O crescimento do Partido Republicano no país, a reivindicação de uma indenização pelos senhores de escravos e o surgimento de um movimento social auto intitulado Guarda Negra implicaram na mobilização das classificações de cor, com novas finalidades (p. 74)
O partido conservador no Brasil, ao assumir no pós-abolição a rearticulação dos interesses escravistas, transformou a crise das instituições imperiais numa crise da abolição, impulsionada por razões políticas. O partido no Maranhão teve a frente o conservador Augusto Olímpio Gomes de Castro, figura política importante na Província.
Outra consequência do processo de emancipação foi o crescimento do Partido republicano e a criação de jornais de perfil republicano na cidade, como O Novo Brazil e o Globo.
A criação da Guarda Negra, na cidade do Rio de Janeiro, em 9 de julho de 1888, também contribuiu para a compreensão das classificações raciais no imediato pós –abolição Tem-se, então que “a generalização do estigma do cativeiro a todos os negros é mobilizada com o fato de lhes imputar uma cidadania de segunda classe, uma restrição de direitos com base na presunção de um despreparo cultural para o bom uso da liberdade” (p.88)
Digno de nota que no Maranhão não ocorreram mobilizações de republicanos de cor como o Rio de Janeiro e em São Paulo, o que confirma ser a causa republicana, símbolo da “liberdade dos brancos”, uma revanche escravista.
O Massacre à luz do estigma racial
A ideia do Massacre foi preservada pela memória coletiva graças a transmissão oral, pois “os rumores não apenas transmitiam os medos e as esperanças em torno dos eventos, mas também constituíam a própria forma de acontecimentos” (p.105). Na verdade, tanto a possibilidade de reescravização como o fato do massacre faziam sentido.
Vários fatores se entrecruzaram na explicação do evento, como a inabilidade das autoridades, a intransigência de Paula Duarte – abolicionista, jornalista -, a ausência de um líder republicano com legitimidade popular.
As manifestações de 17 de Novembro ocorreram em dois momentos, pela manhã, a reação contra a conferência a ser feita por Paula Duarte no prédio do jornal O Globo e no início da noite no Largo do Carmo, onde uma multidão se reuniu.
Para o autor, os três principais relatos memorialísticos e ficcionais publicados na Primeira República, “narrem esse embate do ponto de vista do povo, condenando ou lamentando o uso da violência e – o mais importante – visando conferir inteligibilidade às motivações e à organização do protesto de libertos e outros negros” (p.116). 6
A violência não ficou circunscrita ao conflito de 17 de Novembro, a junta provisória prolongou-a por um mês, perseguindo os populares envolvidos no conflito, prendendo, intimidando e praticando tortura. “O fuzilamento, as amputações e as torturas eram avalizadas, num contexto de persistência da cultura da escravidão” (p.128).
Ao longo dos 29 dias de governo da junta provisória duas medidas simbólicas foram tomadas para diminuir a tensão e legitimar a novo governo Republicano.
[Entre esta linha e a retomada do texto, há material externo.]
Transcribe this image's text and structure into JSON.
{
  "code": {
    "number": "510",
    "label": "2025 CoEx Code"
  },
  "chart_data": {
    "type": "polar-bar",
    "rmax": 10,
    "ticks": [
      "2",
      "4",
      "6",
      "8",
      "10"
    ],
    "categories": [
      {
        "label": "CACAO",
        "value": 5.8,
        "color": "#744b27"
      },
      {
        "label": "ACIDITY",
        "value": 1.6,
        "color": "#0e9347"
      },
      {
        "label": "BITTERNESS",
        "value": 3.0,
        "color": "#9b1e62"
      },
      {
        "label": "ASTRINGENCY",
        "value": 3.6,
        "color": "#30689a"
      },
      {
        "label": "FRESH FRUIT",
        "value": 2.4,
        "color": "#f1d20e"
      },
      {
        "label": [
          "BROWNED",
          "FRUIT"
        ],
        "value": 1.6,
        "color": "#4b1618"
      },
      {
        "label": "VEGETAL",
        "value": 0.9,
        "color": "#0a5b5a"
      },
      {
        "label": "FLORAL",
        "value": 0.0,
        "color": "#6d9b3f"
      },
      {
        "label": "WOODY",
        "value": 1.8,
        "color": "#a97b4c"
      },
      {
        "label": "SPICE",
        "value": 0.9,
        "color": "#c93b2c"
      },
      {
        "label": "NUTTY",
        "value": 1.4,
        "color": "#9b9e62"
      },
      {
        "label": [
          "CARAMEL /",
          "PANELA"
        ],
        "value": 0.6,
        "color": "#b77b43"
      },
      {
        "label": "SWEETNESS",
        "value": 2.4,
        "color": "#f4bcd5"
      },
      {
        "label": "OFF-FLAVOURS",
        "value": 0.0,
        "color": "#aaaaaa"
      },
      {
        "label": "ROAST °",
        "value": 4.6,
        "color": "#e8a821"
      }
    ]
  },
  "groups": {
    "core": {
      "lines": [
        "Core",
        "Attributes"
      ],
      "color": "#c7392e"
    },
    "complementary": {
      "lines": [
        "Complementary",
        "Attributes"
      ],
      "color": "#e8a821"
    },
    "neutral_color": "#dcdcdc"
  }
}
A destruição do Pelourinho, em 25 de Novembro, e a criação da bandeira estadual do Maranhão, sinalizando o novo pacto social da República ao convidar os libertos “a deixar para trás a sua experiência e a sua memória da escravidão, integrando-se como pessoas e cidadãos plenamente livres na nova ordem social” (p. 133).
O novo contrato social passava a ter como base a fusão e fraternidade sem abdicar da hierarquização entre os grupos sociais. Hierarquização simbolizada na disposição e quantidade de faixas da bandeira, “são quatro listas brancas, três vermelhas e duas negras, revelando a aposta no estatuto desigual entre brancos, indígenas e negros” (p. 139).
Pontuações
Muitos silêncios se fazem presentes na história política do Brasil, Matheus Gato resgata um desses eventos silenciados, ocorrido na periferia do Império, na cidade de São Luís no Maranhão, que ficou conhecimento popularmente como o Massacre de 17 de Novembro. Em O Massacre dos Libertos. Sobre Raça e República no Brasil (1888-1889) acolhe o desafio não só de tirá-lo do esquecimento, mas de compreendê-lo sob nova chave de leitura, a da racialização.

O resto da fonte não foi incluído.